We call it the area ‘Greek Beach’ because on a good day it feels like a million miles from Plymouth. Greek beach is moments away from our usual swimming beach . You can see how close everything is in the picture below. The yellow buoy is the one that we swim to when we bob.

Today we discovered our Greek Beach has new graffiti to embellish the whole experience.

So much joy on concrete!

#275 theoldmortuary ponders

And just like that, life returns to normal.
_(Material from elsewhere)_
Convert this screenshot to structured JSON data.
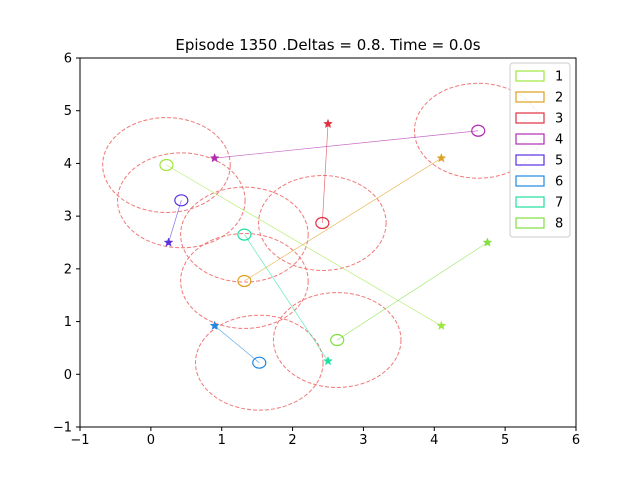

Maybe in the three months leading up to July I would have thought that there would be a bit of a pinch point, late in July, when I would have a full commitment to family plans and a full commitment to running an exhibition, that had been in the pipe line for a long while. What I had not factored in was catching Covid. Two and a half years of avoiding the dreaded virus had given me a false sense of security. Exactly at my identified, life plan, pinch point, Mr Covid came calling, taking out three family members on the same day and one family member a week earlier. The two episodes cannot have been linked. But they reshaped our summer plans and added to the pinch point.

A Venn Diagram of my life.

The trouble with pinch points in life is that they look more dramatic when they are just abstract plans. Sometimes they look like a near impossible juggle. Juggling two balls certainly seems doable but throwing in the third ball seems foolhardy. As it happened life just flowed past the hurdle of Covid, our family replanned its plans. The Print Exhibition went beautifully to plan.

And here we are on the other side, bobbing in the sea and wondering what all the overthinking was about.